The producer of the data generates data and sends it to the data lake.
The consumers down the line have no domain understanding of the producer and struggle to understand the data lake data.
The consumers then connect with the data producer to understand the data. At that point, the producer side's domain expertise depends on human knowledge that may or may not available.
As Data Lake grows, it becomes a technical debt rather than a strategic advantage.
How Data Mesh Solve It?
Data Mesh is an enterprise data platform principle that converges the principles from Distributed Domain Driven Architecture, Self-serve Platform Design, and Thinking Data as a Product.
Data Mesh focuses on treating data as a product. The feature team that works on the product feature has the domain understanding of the data, not the data's consumer. Data Mesh pushes the data ownership responsibility to the feature team to create, attach metadata, catalog the data, and store it for easier consumption.

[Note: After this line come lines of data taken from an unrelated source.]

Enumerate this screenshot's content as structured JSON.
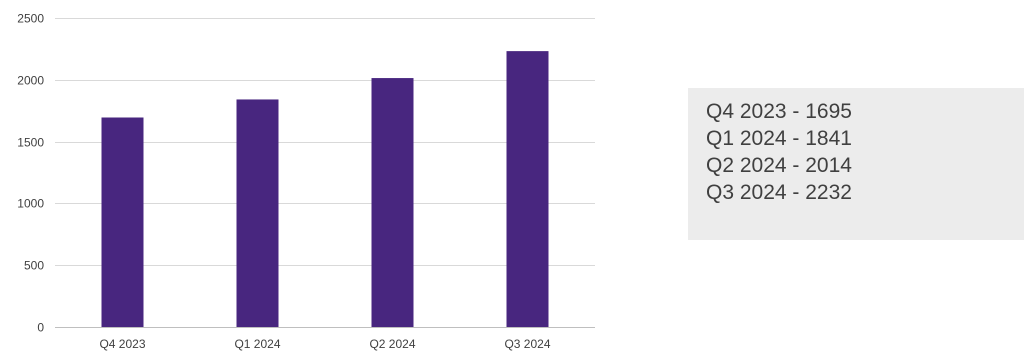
{
  "chart_data": {
    "type": "bar",
    "categories": [
      "Q4 2023",
      "Q1 2024",
      "Q2 2024",
      "Q3 2024"
    ],
    "values": [
      1695,
      1841,
      2014,
      2232
    ],
    "ylim": [
      0,
      2500
    ],
    "yticks": [
      0,
      500,
      1000,
      1500,
      2000,
      2500
    ],
    "grid": true,
    "bar_color": "#48267f",
    "title": "",
    "xlabel": "",
    "ylabel": ""
  },
  "summary_box": {
    "lines": [
      "Q4 2023 - 1695",
      "Q1 2024 - 1841",
      "Q2 2024 - 2014",
      "Q3 2024 - 2232"
    ],
    "background": "#ececec"
  }
}
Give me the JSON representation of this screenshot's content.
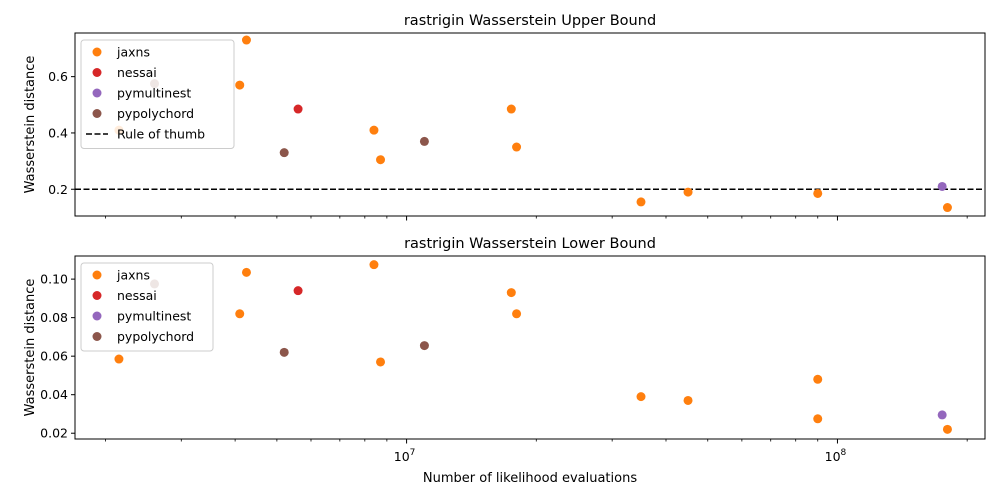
{
  "figure": {
    "xlabel": "Number of likelihood evaluations",
    "xscale": "log",
    "xlim": [
      1700000.0,
      220000000.0
    ],
    "major_ticks": [
      {
        "value": 10000000.0,
        "base": "10",
        "exp": "7"
      },
      {
        "value": 100000000.0,
        "base": "10",
        "exp": "8"
      }
    ],
    "colors": {
      "jaxns": "#ff7f0e",
      "nessai": "#d62728",
      "pymultinest": "#9467bd",
      "pypolychord": "#8c564b",
      "rule": "#000000"
    }
  },
  "chart_data": [
    {
      "type": "scatter",
      "title": "rastrigin Wasserstein Upper Bound",
      "ylabel": "Wasserstein distance",
      "ylim": [
        0.105,
        0.755
      ],
      "yticks": [
        0.2,
        0.4,
        0.6
      ],
      "ytick_labels": [
        "0.2",
        "0.4",
        "0.6"
      ],
      "grid": false,
      "legend_position": "upper-left",
      "reference_line": {
        "label": "Rule of thumb",
        "y": 0.2,
        "style": "dashed"
      },
      "series": [
        {
          "name": "jaxns",
          "color": "#ff7f0e",
          "points": [
            [
              2150000.0,
              0.41
            ],
            [
              4100000.0,
              0.57
            ],
            [
              4250000.0,
              0.73
            ],
            [
              8400000.0,
              0.41
            ],
            [
              8700000.0,
              0.305
            ],
            [
              17500000.0,
              0.485
            ],
            [
              18000000.0,
              0.35
            ],
            [
              35000000.0,
              0.155
            ],
            [
              45000000.0,
              0.19
            ],
            [
              90000000.0,
              0.185
            ],
            [
              180000000.0,
              0.135
            ]
          ]
        },
        {
          "name": "nessai",
          "color": "#d62728",
          "points": [
            [
              5600000.0,
              0.485
            ]
          ]
        },
        {
          "name": "pymultinest",
          "color": "#9467bd",
          "points": [
            [
              175000000.0,
              0.21
            ]
          ]
        },
        {
          "name": "pypolychord",
          "color": "#8c564b",
          "points": [
            [
              2600000.0,
              0.575
            ],
            [
              5200000.0,
              0.33
            ],
            [
              11000000.0,
              0.37
            ]
          ]
        }
      ]
    },
    {
      "type": "scatter",
      "title": "rastrigin Wasserstein Lower Bound",
      "ylabel": "Wasserstein distance",
      "ylim": [
        0.017,
        0.112
      ],
      "yticks": [
        0.02,
        0.04,
        0.06,
        0.08,
        0.1
      ],
      "ytick_labels": [
        "0.02",
        "0.04",
        "0.06",
        "0.08",
        "0.10"
      ],
      "grid": false,
      "legend_position": "upper-left",
      "series": [
        {
          "name": "jaxns",
          "color": "#ff7f0e",
          "points": [
            [
              2150000.0,
              0.0585
            ],
            [
              4100000.0,
              0.082
            ],
            [
              4250000.0,
              0.1035
            ],
            [
              8400000.0,
              0.1075
            ],
            [
              8700000.0,
              0.057
            ],
            [
              17500000.0,
              0.093
            ],
            [
              18000000.0,
              0.082
            ],
            [
              35000000.0,
              0.039
            ],
            [
              45000000.0,
              0.037
            ],
            [
              90000000.0,
              0.048
            ],
            [
              90000000.0,
              0.0275
            ],
            [
              180000000.0,
              0.022
            ]
          ]
        },
        {
          "name": "nessai",
          "color": "#d62728",
          "points": [
            [
              5600000.0,
              0.094
            ]
          ]
        },
        {
          "name": "pymultinest",
          "color": "#9467bd",
          "points": [
            [
              175000000.0,
              0.0295
            ]
          ]
        },
        {
          "name": "pypolychord",
          "color": "#8c564b",
          "points": [
            [
              2600000.0,
              0.0975
            ],
            [
              5200000.0,
              0.062
            ],
            [
              11000000.0,
              0.0655
            ]
          ]
        }
      ]
    }
  ]
}
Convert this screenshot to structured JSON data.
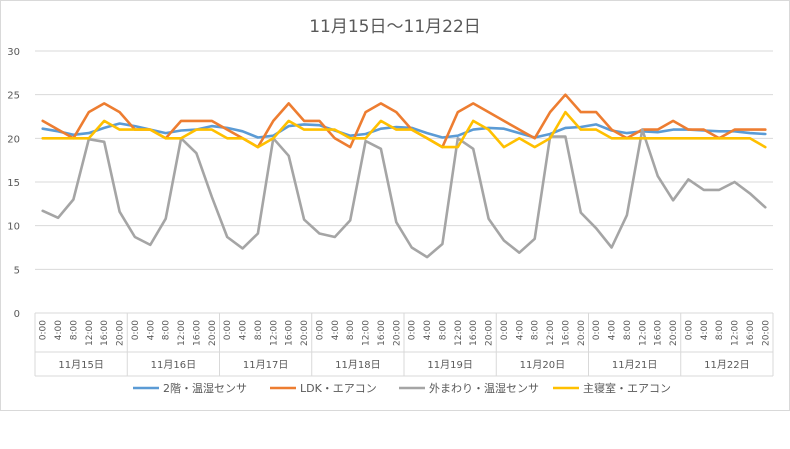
{
  "chart_data": {
    "type": "line",
    "title": "11月15日～11月22日",
    "ylim": [
      0,
      30
    ],
    "yticks": [
      "0",
      "5",
      "10",
      "15",
      "20",
      "25",
      "30"
    ],
    "x_time_labels": [
      "0:00",
      "4:00",
      "8:00",
      "12:00",
      "16:00",
      "20:00"
    ],
    "day_labels": [
      "11月15日",
      "11月16日",
      "11月17日",
      "11月18日",
      "11月19日",
      "11月20日",
      "11月21日",
      "11月22日"
    ],
    "grid": true,
    "legend_position": "bottom",
    "series": [
      {
        "name": "2階・温湿センサ",
        "color": "#5b9bd5",
        "values": [
          21.1,
          20.8,
          20.4,
          20.6,
          21.2,
          21.7,
          21.4,
          21.0,
          20.6,
          20.9,
          21.0,
          21.4,
          21.2,
          20.8,
          20.1,
          20.3,
          21.4,
          21.6,
          21.5,
          20.9,
          20.3,
          20.5,
          21.1,
          21.3,
          21.2,
          20.6,
          20.1,
          20.3,
          21.0,
          21.2,
          21.1,
          20.6,
          20.1,
          20.5,
          21.2,
          21.3,
          21.6,
          20.9,
          20.6,
          20.8,
          20.7,
          21.0,
          21.0,
          20.9,
          20.8,
          20.8,
          20.6,
          20.5
        ]
      },
      {
        "name": "LDK・エアコン",
        "color": "#ed7d31",
        "values": [
          22,
          21,
          20,
          23,
          24,
          23,
          21,
          21,
          20,
          22,
          22,
          22,
          21,
          20,
          19,
          22,
          24,
          22,
          22,
          20,
          19,
          23,
          24,
          23,
          21,
          20,
          19,
          23,
          24,
          23,
          22,
          21,
          20,
          23,
          25,
          23,
          23,
          21,
          20,
          21,
          21,
          22,
          21,
          21,
          20,
          21,
          21,
          21
        ]
      },
      {
        "name": "外まわり・温湿センサ",
        "color": "#a5a5a5",
        "values": [
          11.7,
          10.9,
          13.0,
          19.9,
          19.6,
          11.6,
          8.7,
          7.8,
          10.8,
          20.0,
          18.3,
          13.3,
          8.7,
          7.4,
          9.1,
          20.0,
          18.0,
          10.7,
          9.1,
          8.7,
          10.6,
          19.7,
          18.8,
          10.4,
          7.5,
          6.4,
          7.9,
          20.0,
          18.8,
          10.8,
          8.3,
          6.9,
          8.5,
          20.2,
          20.2,
          11.5,
          9.7,
          7.5,
          11.2,
          21.0,
          15.7,
          12.9,
          15.3,
          14.1,
          14.1,
          15.0,
          13.7,
          12.1
        ]
      },
      {
        "name": "主寝室・エアコン",
        "color": "#ffc000",
        "values": [
          20,
          20,
          20,
          20,
          22,
          21,
          21,
          21,
          20,
          20,
          21,
          21,
          20,
          20,
          19,
          20,
          22,
          21,
          21,
          21,
          20,
          20,
          22,
          21,
          21,
          20,
          19,
          19,
          22,
          21,
          19,
          20,
          19,
          20,
          23,
          21,
          21,
          20,
          20,
          20,
          20,
          20,
          20,
          20,
          20,
          20,
          20,
          19
        ]
      }
    ]
  }
}
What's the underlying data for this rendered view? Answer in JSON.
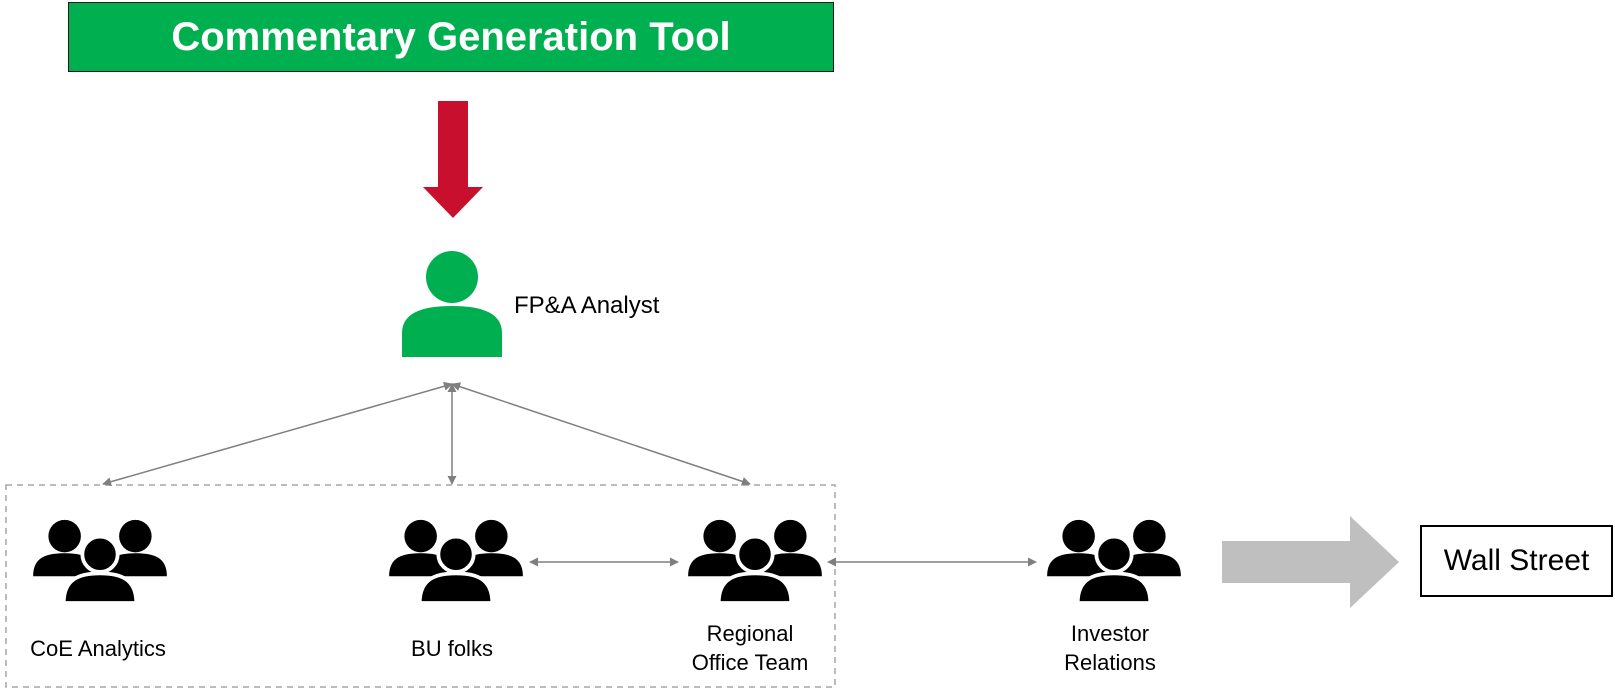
{
  "title": "Commentary Generation Tool",
  "analyst": {
    "label": "FP&A Analyst",
    "icon": "person-icon",
    "color": "#00b050"
  },
  "teams": [
    {
      "label": "CoE Analytics",
      "icon": "group-icon"
    },
    {
      "label": "BU folks",
      "icon": "group-icon"
    },
    {
      "label": "Regional\nOffice Team",
      "icon": "group-icon"
    },
    {
      "label": "Investor\nRelations",
      "icon": "group-icon"
    }
  ],
  "destination": {
    "label": "Wall Street"
  },
  "colors": {
    "banner": "#00b050",
    "down_arrow": "#c8102e",
    "connector": "#7f7f7f",
    "big_arrow": "#bfbfbf",
    "dashed_border": "#a6a6a6"
  }
}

The data curation and the cataloging of the data at the data creation phase bring more visibility to the data and make it easier for consumption. The process also eliminates human knowledge silo and truly democratize the data. It helps the data consumers not worry about the data discovery and focuses on producing value from the data.
How Data Lake Different From Data Mesh?
Data Lake is like a reporter writing an article for the New York Times. The reporter goes and interviews related people to write a story, fact checks it, and delivers a reporter narration to the readers.
Data Mesh is like writing a book for O'Reilly or similar publications. The publication provides a foundational infrastructure for all the authors. The authors write their views, add index, and glossary for the book and deliver their narration to the readers.
But, There Is Always A Catch
Data Mesh sounds very cool, but there is always a catch. This is a great Twitter thread summarizing the challenges in adoption.
As I mentioned, If we blindly adopt Data Mesh principles without the proper tooling, it can easily lead us to the good old org data silo problem. As mentioned in the below Tweet, no tool can fix the problem.
The following threads narrate the observation from the industry and how to adapt the Data Mesh principles.
Data Mesh is not a technology or a storage solution instead of a set of principles to streamline its data management. As Gwen, Sriram, Kishore, and Vinoth pointed out, it is an invisible structure in most organizations and requires proper tooling to enable the Data Mesh principles.
The analogy of evolving monolithic architecture to microservices architecture fits well with the Data Mesh principles. If you are starting up, a monolithic architecture may work well for you. As you grow, focus on building tools to label, catalog, organize, and search your data, leading to the adoption of the Data Mesh principles.
Links are provided for informational purposes and do not imply endorsement. All views expressed in this blog are my own and do not represent current, former, or future employers' opinions.